By turns charming and baffling, the annual Livingston Parish School Board’s recently released audit report reads in part more like a tourism brochure.
Most of the 110-page document discusses the school system’s finances — pages upon pages of spreadsheets detailing capital assets, support service expenditures and liabilities for bonds payable — the kind of things only an accountant might find exciting.
But tucked under the subheading “economic factors” on pages 12 through 19, auditors from Hannis T. Bourgeois LLP once again waxed poetic on the parish’s cultural assets, like French Settlement where, they pointed out, the 2005 “Dukes of Hazzard” movie with Johnny Knoxville and Jessica Simpson was filmed (at least in part).
The U.S. Navy jet off Interstate 12 near Satsuma gets a nod as well.
“Under the cover of darkness, the Phantom jet was on its way to Livingston Parish in the early morning hours of February 19. ... After a full restoration, the aircraft was elevated 20 feet and is adorned with Old Glory flying majestically atop a tall flag pole,” the financial audit states.
The economic factors section doesn’t neglect nature lovers, either, noting that Livingston Parish serves as home to Tickfaw State Park, which auditors note, “has it all, ”including “must see” alligators in the fishing pond.
The Hungarian Festival, Denham Springs Antique District and the parish children’s choir all receive mention.
Staff shakeup underway at EBR Attorney’s Office
Lisa Freeman, who has served as Baton Rouge city prosecutor since 2011, is being reassigned to another position in the Parish Attorney’s Office by acting Parish Attorney Lea Anne Batson.
Batson confirmed the move in an email this week.
“Starting Tuesday, Lisa Freeman will be moving to the Administrative Division to handle litigation files as well as our community outreach,” Batson said. “She will be relieved of her duties as prosecutor and Anderson Dotson will be serving as acting city prosecutor.”
Batson said staff needed to be shuffled to fill needs in the administrative office because of recent retirements of longtime Assistant Parish Attorneys Jimmy Zito and Rick Nevils.
Livingston council power shifts emerge
The unanimous election of the Livingston Parish Council’s new chairman this month belied the fragile alliances already beginning to fracture in advance of fall elections.
But a discussion Thursday night of a possible solution to the parish’s ongoing litigation with engineering firm Alvin Fairburn & Associates could provide a clearer picture of the power shifts that are beginning to emerge.
In November, the council rejected, by a 6-3 vote, a settlement offer that would have put $100,000 back into the parish coffers, according to sources close to the deal. Just hours before the vote, council members received an email from Fairburn’s attorney, saying the council had dragged its feet long enough and “made a (soon to be short) career out of persecuting” the firm.

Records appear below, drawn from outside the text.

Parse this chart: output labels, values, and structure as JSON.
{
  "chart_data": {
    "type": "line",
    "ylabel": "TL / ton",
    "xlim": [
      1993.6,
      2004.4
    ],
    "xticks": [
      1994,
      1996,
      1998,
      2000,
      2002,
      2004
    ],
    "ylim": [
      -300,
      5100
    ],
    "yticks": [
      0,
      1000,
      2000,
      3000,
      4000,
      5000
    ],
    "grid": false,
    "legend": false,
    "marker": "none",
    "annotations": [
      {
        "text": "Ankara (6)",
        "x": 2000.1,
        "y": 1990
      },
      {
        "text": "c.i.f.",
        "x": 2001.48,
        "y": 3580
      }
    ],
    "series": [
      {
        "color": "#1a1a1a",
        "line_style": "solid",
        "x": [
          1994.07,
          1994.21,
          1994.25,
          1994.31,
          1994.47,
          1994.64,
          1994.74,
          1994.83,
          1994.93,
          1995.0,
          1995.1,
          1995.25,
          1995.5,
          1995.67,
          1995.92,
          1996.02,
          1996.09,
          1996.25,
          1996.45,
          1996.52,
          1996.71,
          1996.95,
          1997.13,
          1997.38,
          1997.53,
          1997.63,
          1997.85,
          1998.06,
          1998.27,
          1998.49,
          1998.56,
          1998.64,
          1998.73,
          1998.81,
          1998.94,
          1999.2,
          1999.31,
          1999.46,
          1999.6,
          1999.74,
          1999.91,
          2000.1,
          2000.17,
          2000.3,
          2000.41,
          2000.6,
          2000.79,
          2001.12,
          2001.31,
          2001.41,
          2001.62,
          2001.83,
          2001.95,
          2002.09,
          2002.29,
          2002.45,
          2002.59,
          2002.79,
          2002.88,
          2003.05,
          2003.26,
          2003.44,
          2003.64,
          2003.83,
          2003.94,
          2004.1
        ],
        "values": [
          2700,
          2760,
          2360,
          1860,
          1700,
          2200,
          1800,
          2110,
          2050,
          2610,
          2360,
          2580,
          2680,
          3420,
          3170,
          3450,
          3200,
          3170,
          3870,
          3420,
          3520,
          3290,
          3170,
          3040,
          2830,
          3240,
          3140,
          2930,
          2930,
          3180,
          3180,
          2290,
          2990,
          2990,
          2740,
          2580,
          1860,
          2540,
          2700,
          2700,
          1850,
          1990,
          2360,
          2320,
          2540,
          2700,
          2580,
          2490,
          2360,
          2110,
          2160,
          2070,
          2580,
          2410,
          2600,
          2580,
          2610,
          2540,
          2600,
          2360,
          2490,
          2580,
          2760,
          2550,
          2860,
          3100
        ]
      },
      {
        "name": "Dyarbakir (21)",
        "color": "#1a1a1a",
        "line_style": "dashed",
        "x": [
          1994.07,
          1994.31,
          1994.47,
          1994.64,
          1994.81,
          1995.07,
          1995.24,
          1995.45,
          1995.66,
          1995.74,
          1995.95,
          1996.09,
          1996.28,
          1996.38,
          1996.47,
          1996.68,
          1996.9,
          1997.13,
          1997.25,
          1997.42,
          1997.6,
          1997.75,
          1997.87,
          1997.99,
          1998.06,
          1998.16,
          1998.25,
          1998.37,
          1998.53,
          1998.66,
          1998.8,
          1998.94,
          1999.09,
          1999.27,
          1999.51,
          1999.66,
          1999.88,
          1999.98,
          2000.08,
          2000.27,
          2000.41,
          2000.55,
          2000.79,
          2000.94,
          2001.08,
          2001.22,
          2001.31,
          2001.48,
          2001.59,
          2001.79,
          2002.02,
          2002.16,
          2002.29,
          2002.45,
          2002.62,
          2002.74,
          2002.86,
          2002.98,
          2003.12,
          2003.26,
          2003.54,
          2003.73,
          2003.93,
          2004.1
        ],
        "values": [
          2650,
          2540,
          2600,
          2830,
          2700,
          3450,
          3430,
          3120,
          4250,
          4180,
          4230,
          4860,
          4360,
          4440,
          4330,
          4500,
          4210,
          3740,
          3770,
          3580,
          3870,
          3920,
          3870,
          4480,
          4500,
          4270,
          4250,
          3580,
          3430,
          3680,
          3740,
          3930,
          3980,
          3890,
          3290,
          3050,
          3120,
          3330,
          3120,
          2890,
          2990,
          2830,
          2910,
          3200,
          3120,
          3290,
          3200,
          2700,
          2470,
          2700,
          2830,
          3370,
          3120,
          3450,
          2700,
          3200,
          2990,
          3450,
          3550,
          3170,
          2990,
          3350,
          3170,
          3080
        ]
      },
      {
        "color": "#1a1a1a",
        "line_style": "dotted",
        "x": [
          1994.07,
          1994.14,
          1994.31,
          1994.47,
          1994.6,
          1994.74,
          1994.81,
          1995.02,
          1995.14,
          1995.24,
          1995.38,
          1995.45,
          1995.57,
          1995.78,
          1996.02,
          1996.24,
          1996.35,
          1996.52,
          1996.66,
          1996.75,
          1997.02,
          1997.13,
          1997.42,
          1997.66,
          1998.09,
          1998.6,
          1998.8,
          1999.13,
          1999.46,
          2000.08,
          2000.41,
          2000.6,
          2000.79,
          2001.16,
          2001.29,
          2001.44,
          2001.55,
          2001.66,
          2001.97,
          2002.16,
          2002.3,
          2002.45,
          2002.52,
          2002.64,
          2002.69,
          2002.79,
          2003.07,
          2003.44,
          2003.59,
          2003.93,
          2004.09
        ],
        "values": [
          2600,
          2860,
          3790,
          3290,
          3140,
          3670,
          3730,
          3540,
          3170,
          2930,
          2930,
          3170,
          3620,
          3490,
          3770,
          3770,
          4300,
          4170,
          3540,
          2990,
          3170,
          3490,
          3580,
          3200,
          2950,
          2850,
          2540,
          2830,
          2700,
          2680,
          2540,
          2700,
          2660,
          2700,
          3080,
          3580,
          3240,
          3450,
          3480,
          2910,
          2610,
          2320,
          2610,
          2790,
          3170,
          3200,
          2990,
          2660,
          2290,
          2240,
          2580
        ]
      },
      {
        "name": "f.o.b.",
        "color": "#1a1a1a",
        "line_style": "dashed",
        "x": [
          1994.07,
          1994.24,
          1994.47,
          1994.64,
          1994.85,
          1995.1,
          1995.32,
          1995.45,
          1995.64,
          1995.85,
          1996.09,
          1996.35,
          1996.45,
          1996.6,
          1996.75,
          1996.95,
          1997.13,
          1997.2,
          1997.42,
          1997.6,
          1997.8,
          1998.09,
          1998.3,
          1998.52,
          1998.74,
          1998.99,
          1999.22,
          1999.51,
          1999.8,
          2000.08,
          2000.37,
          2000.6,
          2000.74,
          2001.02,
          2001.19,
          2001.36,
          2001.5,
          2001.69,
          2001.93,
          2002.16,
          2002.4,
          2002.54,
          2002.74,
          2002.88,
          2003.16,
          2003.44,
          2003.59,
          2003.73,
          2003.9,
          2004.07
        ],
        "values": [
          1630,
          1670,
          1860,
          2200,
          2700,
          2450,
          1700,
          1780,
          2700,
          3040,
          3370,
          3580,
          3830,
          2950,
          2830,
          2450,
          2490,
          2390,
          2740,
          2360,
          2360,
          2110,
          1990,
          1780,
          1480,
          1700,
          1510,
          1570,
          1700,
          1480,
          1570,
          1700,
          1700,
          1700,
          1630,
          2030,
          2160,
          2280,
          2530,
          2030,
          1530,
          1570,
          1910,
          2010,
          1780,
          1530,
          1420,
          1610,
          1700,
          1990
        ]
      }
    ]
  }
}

Whether that email tanked the deal, as some council members have suggested, or simply lowered the firm’s cost of settlement remains to be seen.
Councilman Ricky Goff, who had pushed for approving the settlement, said just moments after passing the chairman’s gavel to Chance Parent on Jan. 8 that he was still working to resolve the dispute and asked that it be added to the council’s Jan. 22 agenda.
The item is listed instead under Parent’s name — a move that signals a shift both in the leadership of the council and the potential direction of settlement talks.
Parent is one of four council members who have spoken with Fairburn in the past few weeks about what it would take to wipe the slate clean between the parish and the firm. Sources close to the deal say the new solution may involve significantly less money than the six-figure settlement that was on the table just two months ago — assuming the deal can garner five votes from the nine-member council.
At stake are two state court lawsuits involving the firm’s road engineering work, a federal court claim for $5 million in unpaid monitoring work after Hurricane Gustav and a state court case against two council members for defamation.
The parish’s costs to fight the cases in court have totaled nearly $300,000 to date.
Advocate staff writers Steve Hardy, Rebekah Allen and Heidi Kinchen contributed to this article.